With Brexit dominating the headlines, businesses are facing a period of uncertainty, no matter what the outcome of the next few months. One of the ways to reduce some of that uncertainty is to be very clear about what arrangements your business has with those it deals with, and those it relies on.

What are some of the common pitfalls?

Simple steps such as ensuring that you are clear who your client is, who you are invoicing or charging and who you expect to recover your charges from, are essential. It seems almost too obvious to mention, but we routinely deal with clients who think they have contracted with Mr X, only to find they have (or should have) contracted with Mr X’s company – or vice versa.

Other basic considerations include being very clear what the price is and what you are delivering in return. This is more of an issue with the delivery of services, which can often be subject to “mission creep”. If you quoted for a particular piece of work, but during the course of that it becomes clear that something more, or something different, is needed, do your terms (and your commercial processes) ensure that you pick up and deal with this work as a “change”, so that you can charge accordingly?

You should also make sure that your terms contain clear triggers for when you are entitled to raise invoices, and when those invoices are due to be paid.

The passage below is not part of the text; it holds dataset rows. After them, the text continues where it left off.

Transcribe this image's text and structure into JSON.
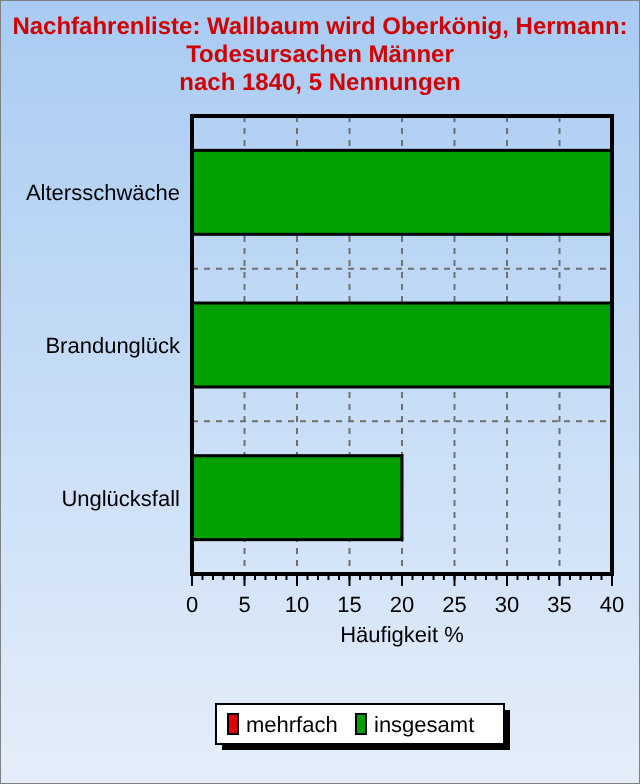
{
  "chart_data": {
    "type": "bar",
    "orientation": "horizontal",
    "title": "Nachfahrenliste: Wallbaum wird Oberkönig, Hermann:\nTodesursachen Männer\nnach 1840, 5 Nennungen",
    "xlabel": "Häufigkeit %",
    "categories": [
      "Altersschwäche",
      "Brandunglück",
      "Unglücksfall"
    ],
    "series": [
      {
        "name": "mehrfach",
        "color": "#e00000",
        "values": [
          0,
          0,
          0
        ]
      },
      {
        "name": "insgesamt",
        "color": "#00a000",
        "values": [
          40,
          40,
          20
        ]
      }
    ],
    "xlim": [
      0,
      40
    ],
    "xticks": [
      0,
      5,
      10,
      15,
      20,
      25,
      30,
      35,
      40
    ],
    "grid": true,
    "legend": "bottom"
  }
}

How do we make sure our contract terms apply?

If (as we would hope and advise) you have invested your time and money in making sure that your terms are up to date, and that they reflect what arrangements your business wants and needs to have in place, then you will want to pay some attention to the mechanism and process that you use to communicate those terms.

For most businesses, ensuring terms are incorporated into the contract comes down to ensuring that they appear on the website in a way that is accessible and linked to in a suitably logical and transparent way, for example, online contact forms and order forms. There should be a discussion with your website designer to discuss the pathway that a user takes on their journey through your site, to ensure that they are required to confirm they have read and agree to any relevant terms at the appropriate point in the process.

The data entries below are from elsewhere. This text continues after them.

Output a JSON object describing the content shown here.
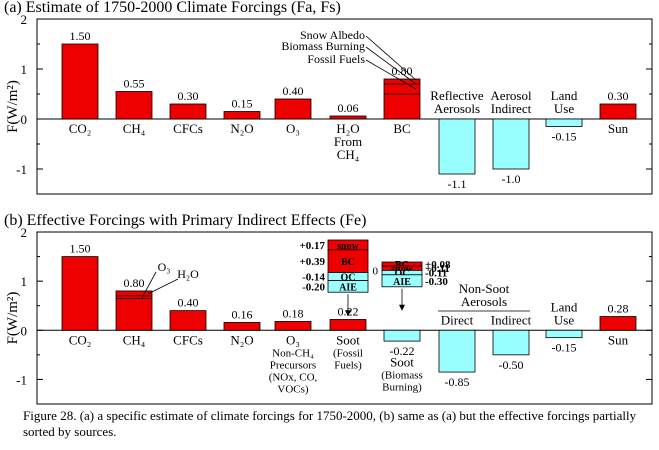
{
  "chart_data": [
    {
      "type": "bar",
      "title": "(a) Estimate of 1750-2000 Climate Forcings (Fa, Fs)",
      "ylabel": "F(W/m²)",
      "ylim": [
        -1.5,
        2
      ],
      "yticks": [
        "2",
        "1",
        "0",
        "-1"
      ],
      "colors": {
        "positive": "#ee0000",
        "negative": "#99ffff"
      },
      "bars": [
        {
          "label": [
            "CO₂"
          ],
          "value": 1.5,
          "value_label": "1.50",
          "color": "#ee0000"
        },
        {
          "label": [
            "CH₄"
          ],
          "value": 0.55,
          "value_label": "0.55",
          "color": "#ee0000"
        },
        {
          "label": [
            "CFCs"
          ],
          "value": 0.3,
          "value_label": "0.30",
          "color": "#ee0000"
        },
        {
          "label": [
            "N₂O"
          ],
          "value": 0.15,
          "value_label": "0.15",
          "color": "#ee0000"
        },
        {
          "label": [
            "O₃"
          ],
          "value": 0.4,
          "value_label": "0.40",
          "color": "#ee0000"
        },
        {
          "label": [
            "H₂O",
            "From",
            "CH₄"
          ],
          "value": 0.06,
          "value_label": "0.06",
          "color": "#ee0000"
        },
        {
          "label": [
            "BC"
          ],
          "value": 0.8,
          "value_label": "0.80",
          "color": "#ee0000",
          "stack_dividers": [
            0.5,
            0.7
          ],
          "components": [
            "Snow Albedo",
            "Biomass Burning",
            "Fossil Fuels"
          ]
        },
        {
          "label": [
            "Reflective",
            "Aerosols"
          ],
          "value": -1.1,
          "value_label": "-1.1",
          "color": "#99ffff"
        },
        {
          "label": [
            "Aerosol",
            "Indirect"
          ],
          "value": -1.0,
          "value_label": "-1.0",
          "color": "#99ffff"
        },
        {
          "label": [
            "Land",
            "Use"
          ],
          "value": -0.15,
          "value_label": "-0.15",
          "color": "#99ffff"
        },
        {
          "label": [
            "Sun"
          ],
          "value": 0.3,
          "value_label": "0.30",
          "color": "#ee0000"
        }
      ]
    },
    {
      "type": "bar",
      "title": "(b) Effective Forcings with Primary Indirect Effects (Fe)",
      "ylabel": "F(W/m²)",
      "ylim": [
        -1.5,
        2
      ],
      "yticks": [
        "2",
        "1",
        "0",
        "-1"
      ],
      "colors": {
        "positive": "#ee0000",
        "negative": "#99ffff"
      },
      "bars": [
        {
          "label": [
            "CO₂"
          ],
          "value": 1.5,
          "value_label": "1.50",
          "color": "#ee0000"
        },
        {
          "label": [
            "CH₄"
          ],
          "value": 0.8,
          "value_label": "0.80",
          "color": "#ee0000",
          "stack_dividers": [
            0.65,
            0.7
          ],
          "components": [
            "O₃",
            "H₂O"
          ]
        },
        {
          "label": [
            "CFCs"
          ],
          "value": 0.4,
          "value_label": "0.40",
          "color": "#ee0000"
        },
        {
          "label": [
            "N₂O"
          ],
          "value": 0.16,
          "value_label": "0.16",
          "color": "#ee0000"
        },
        {
          "label": [
            "O₃",
            "Non-CH₄",
            "Precursors",
            "(NOx, CO,",
            "VOCs)"
          ],
          "value": 0.18,
          "value_label": "0.18",
          "color": "#ee0000"
        },
        {
          "label": [
            "Soot",
            "(Fossil",
            "Fuels)"
          ],
          "value": 0.22,
          "value_label": "0.22",
          "color": "#ee0000"
        },
        {
          "label": [
            "Soot",
            "(Biomass",
            "Burning)"
          ],
          "value": -0.22,
          "value_label": "-0.22",
          "color": "#99ffff"
        },
        {
          "label": [
            "Direct"
          ],
          "value": -0.85,
          "value_label": "-0.85",
          "color": "#99ffff"
        },
        {
          "label": [
            "Indirect"
          ],
          "value": -0.5,
          "value_label": "-0.50",
          "color": "#99ffff"
        },
        {
          "label": [
            "Land",
            "Use"
          ],
          "value": -0.15,
          "value_label": "-0.15",
          "color": "#99ffff"
        },
        {
          "label": [
            "Sun"
          ],
          "value": 0.28,
          "value_label": "0.28",
          "color": "#ee0000"
        }
      ],
      "group_label": [
        "Non-Soot",
        "Aerosols"
      ],
      "inset_fossil": {
        "components": [
          {
            "name": "snow",
            "value": 0.17,
            "value_label": "+0.17",
            "color": "#ee0000"
          },
          {
            "name": "BC",
            "value": 0.39,
            "value_label": "+0.39",
            "color": "#ee0000"
          },
          {
            "name": "OC",
            "value": -0.14,
            "value_label": "-0.14",
            "color": "#99ffff"
          },
          {
            "name": "AIE",
            "value": -0.2,
            "value_label": "-0.20",
            "color": "#99ffff"
          }
        ]
      },
      "inset_biomass": {
        "zero_label": "0",
        "components": [
          {
            "name": "BC",
            "value": 0.08,
            "value_label": "+0.08",
            "color": "#ee0000"
          },
          {
            "name": "snow",
            "value": 0.11,
            "value_label": "+0.11",
            "color": "#ee0000"
          },
          {
            "name": "OC",
            "value": -0.11,
            "value_label": "-0.11",
            "color": "#99ffff"
          },
          {
            "name": "AIE",
            "value": -0.3,
            "value_label": "-0.30",
            "color": "#99ffff"
          }
        ]
      }
    }
  ],
  "caption": "Figure 28. (a) a specific estimate of climate forcings for 1750-2000, (b) same as (a) but the effective forcings partially sorted by sources."
}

Does it matter what our terms look like?

Where there are any terms that are particularly unusual or onerous, particular care should be taken to ensure that they are drawn to the other party’s attention. These are sometimes referred to as “red hand” clauses, after the following comment by Lord Justice Denning in the case of J Spurling Ltd v Bradshaw: “… the more unreasonable a clause is, the greater the notice which must be given of it. Some clauses which I have seen would need to be printed in red ink in the face of the document with a red hand pointing to it…”
In the digital age, red ink might not be required, but a red or other striking colour might be. Or a business could look at other design tools such as font size or boldness, or layout tools, such as boxes and spacing.
A typical example of this type of clause is a clause that is included to exclude or limit the liability of the party setting out their terms.
To keep with the colour theme, contracts might also be subject to the blue pencil test. This refers to the ability of the court to use its “blue pencil” to delete any parts of a clause that are invalid, but to leave in place the rest of the clause.
Both the wording and the layout of the contract terms need to take into account the potential for the blue pencil to be wielded, and to separate out elements of a clause if they might need to be considered in isolation from each other. Again this is an issue most commonly faced when dealing with exclusion or limitation of liability clauses.

It’s about the whole picture…whatever the colour

You can have the most relevant, most beautifully drafted terms, but you need to think about your interaction with potential customers from the first point of engagement. If they never see (or get directed to) those terms, then that isn’t going to help you in enforcing them if there is any dispute.